Let me tell you something, I'm not going to change it one single bit. The Cuban people are entitled to have this wave of democracy fulfill their dreams. And we want to be a part of that answer, a part of that new democracy in which many people in this room can have such an active role as we try to bring commerce and prosperity to people that have been deprived too long because they've been the victim of totalitarianism.

It's a great pleasure to be back here in Miami today. As I say, I think of the activity and the energy of Miami's civic business community. You're an example to the rest of the country. And I salute you, I'm grateful to you, and I might just say on a very personal basis, thanks for embracing my son, our daughter-in-law. We've got a granddaughter here, and these Bushes feel that they're an integral part of the love and honor that is Miami. Thank you all very, very much.

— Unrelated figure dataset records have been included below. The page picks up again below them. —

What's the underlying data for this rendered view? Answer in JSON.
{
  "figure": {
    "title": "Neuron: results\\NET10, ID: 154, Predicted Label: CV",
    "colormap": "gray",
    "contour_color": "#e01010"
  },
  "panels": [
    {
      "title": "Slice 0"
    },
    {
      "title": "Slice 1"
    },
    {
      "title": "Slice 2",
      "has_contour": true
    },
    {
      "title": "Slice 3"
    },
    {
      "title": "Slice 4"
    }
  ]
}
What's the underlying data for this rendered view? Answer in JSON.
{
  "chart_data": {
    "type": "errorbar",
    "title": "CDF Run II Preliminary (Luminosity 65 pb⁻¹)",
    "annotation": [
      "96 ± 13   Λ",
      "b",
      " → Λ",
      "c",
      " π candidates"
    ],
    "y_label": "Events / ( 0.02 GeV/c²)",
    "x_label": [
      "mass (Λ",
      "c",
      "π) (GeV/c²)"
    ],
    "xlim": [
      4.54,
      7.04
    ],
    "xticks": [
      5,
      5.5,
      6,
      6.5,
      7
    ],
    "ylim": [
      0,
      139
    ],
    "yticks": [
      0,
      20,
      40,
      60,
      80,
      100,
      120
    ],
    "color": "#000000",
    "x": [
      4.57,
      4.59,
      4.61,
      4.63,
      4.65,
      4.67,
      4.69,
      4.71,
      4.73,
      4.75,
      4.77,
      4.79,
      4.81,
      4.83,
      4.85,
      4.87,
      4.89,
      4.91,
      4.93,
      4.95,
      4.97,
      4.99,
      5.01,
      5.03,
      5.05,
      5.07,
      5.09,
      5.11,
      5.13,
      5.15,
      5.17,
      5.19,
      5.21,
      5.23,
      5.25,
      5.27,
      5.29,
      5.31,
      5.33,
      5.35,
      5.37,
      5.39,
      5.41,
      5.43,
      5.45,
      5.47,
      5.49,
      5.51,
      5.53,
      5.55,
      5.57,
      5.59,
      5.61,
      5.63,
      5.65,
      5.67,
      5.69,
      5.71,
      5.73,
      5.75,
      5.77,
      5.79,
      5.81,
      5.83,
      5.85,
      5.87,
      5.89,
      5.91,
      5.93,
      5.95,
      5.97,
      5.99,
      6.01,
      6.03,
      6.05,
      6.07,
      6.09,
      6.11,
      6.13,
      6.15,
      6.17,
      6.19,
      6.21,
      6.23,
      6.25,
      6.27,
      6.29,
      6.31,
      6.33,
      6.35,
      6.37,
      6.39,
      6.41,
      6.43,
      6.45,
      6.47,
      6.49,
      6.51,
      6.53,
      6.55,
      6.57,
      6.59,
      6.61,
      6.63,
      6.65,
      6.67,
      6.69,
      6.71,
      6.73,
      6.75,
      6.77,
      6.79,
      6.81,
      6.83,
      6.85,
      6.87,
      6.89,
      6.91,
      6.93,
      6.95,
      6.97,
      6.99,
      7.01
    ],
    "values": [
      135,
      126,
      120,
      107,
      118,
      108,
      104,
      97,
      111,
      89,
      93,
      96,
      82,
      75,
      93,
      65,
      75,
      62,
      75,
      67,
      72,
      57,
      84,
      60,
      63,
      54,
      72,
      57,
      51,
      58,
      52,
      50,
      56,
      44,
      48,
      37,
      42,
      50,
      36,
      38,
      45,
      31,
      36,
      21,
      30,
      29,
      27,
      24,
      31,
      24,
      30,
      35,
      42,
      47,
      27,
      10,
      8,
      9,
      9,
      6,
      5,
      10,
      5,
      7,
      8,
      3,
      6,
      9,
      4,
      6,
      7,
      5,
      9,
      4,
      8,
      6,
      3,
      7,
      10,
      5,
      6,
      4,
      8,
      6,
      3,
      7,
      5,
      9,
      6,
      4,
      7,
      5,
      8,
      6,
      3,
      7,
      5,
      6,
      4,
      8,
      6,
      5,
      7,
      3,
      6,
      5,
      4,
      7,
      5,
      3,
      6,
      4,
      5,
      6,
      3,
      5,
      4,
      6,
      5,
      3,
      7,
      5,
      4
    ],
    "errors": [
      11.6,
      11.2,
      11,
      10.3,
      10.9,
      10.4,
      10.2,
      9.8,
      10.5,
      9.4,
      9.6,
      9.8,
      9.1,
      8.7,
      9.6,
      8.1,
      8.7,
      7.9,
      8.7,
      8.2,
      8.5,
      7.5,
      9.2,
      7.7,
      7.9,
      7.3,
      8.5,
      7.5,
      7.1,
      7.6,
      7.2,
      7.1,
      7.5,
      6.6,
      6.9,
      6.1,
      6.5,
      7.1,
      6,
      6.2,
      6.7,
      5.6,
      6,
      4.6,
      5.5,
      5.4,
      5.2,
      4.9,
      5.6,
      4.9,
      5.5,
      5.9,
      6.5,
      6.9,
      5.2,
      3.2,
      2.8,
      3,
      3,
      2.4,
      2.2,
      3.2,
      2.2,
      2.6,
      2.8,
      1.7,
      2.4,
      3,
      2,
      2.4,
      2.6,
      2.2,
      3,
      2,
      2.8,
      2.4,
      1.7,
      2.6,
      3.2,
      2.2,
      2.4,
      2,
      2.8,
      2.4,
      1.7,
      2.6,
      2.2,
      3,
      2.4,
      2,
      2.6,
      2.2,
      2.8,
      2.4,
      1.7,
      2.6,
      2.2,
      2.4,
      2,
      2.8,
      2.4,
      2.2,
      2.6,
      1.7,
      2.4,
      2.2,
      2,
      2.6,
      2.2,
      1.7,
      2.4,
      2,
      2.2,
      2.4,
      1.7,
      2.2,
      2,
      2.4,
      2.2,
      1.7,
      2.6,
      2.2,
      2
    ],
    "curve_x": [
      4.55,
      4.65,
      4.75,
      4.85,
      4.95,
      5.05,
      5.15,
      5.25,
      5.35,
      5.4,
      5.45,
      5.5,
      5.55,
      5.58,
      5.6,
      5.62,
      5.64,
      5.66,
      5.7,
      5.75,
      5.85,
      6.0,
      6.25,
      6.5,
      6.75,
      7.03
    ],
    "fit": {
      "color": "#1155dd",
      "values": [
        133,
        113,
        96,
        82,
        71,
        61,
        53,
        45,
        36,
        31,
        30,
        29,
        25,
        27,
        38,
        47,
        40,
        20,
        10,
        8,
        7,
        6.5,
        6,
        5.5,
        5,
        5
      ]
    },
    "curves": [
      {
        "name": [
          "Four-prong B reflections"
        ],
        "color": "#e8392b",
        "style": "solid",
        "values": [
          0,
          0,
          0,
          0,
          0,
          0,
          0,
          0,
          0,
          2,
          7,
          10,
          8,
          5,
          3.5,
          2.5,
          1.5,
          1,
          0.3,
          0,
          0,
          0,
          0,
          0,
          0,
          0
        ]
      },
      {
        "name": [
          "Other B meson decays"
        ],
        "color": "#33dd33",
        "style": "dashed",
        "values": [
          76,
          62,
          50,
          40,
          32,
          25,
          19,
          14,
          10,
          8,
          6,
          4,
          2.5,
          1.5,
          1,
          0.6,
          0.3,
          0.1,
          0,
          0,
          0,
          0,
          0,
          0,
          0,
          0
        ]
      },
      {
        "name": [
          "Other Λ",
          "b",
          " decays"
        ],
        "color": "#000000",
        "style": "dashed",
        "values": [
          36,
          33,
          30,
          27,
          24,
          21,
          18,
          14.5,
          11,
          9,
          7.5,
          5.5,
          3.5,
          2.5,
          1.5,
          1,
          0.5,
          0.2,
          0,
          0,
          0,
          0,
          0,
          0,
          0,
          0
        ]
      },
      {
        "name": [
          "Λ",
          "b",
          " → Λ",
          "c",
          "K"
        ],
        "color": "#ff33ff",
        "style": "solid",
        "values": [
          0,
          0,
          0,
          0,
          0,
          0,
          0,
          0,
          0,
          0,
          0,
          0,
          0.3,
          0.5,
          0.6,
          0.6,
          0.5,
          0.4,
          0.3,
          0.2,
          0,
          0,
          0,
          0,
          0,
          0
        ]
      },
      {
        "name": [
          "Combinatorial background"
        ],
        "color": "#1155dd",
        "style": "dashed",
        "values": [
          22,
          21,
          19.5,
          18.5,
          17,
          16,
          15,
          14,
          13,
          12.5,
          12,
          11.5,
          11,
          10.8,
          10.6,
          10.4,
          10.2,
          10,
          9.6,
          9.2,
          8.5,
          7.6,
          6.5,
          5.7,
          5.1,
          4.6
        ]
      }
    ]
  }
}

Note: The President spoke at 3:33 p.m. at the James L. Knight International Center. In his remarks, he referred to James Batten, chairman and chief executive officer of Knight-Ridder, Newspaper, Inc.; Alvah Chapman, director and chairman of the executive committee of Knight-Ridder; John Anderson, president of the Beacon Council; Burt Landy, chairman of the Beacon Council; John Ellis (Jeb) Bush, the President's son and former chairman of the Beacon Council; Representative Ileana Ros-Lehtinen; State insurance commissioner Tom Gallagher; Marlin Fitzwater, Press Secretary to the President; Secretary of Education Lamar Alexander; Larry Lindsey and Susan Phillips, Presidential nominees to the Federal Reserve Board; Alan Greenspan, Chairman of the Federal Reserve Board; President Mikhail Gorbachev of the Soviet Union; President Carlos Salinas de Gortari of Mexico; President Fidel Castro Ruz of Cuba; and the President's daughter-in-law Columba Garnica Bush and granddaughter Noelle. Following his remarks, the President departed for New Orleans.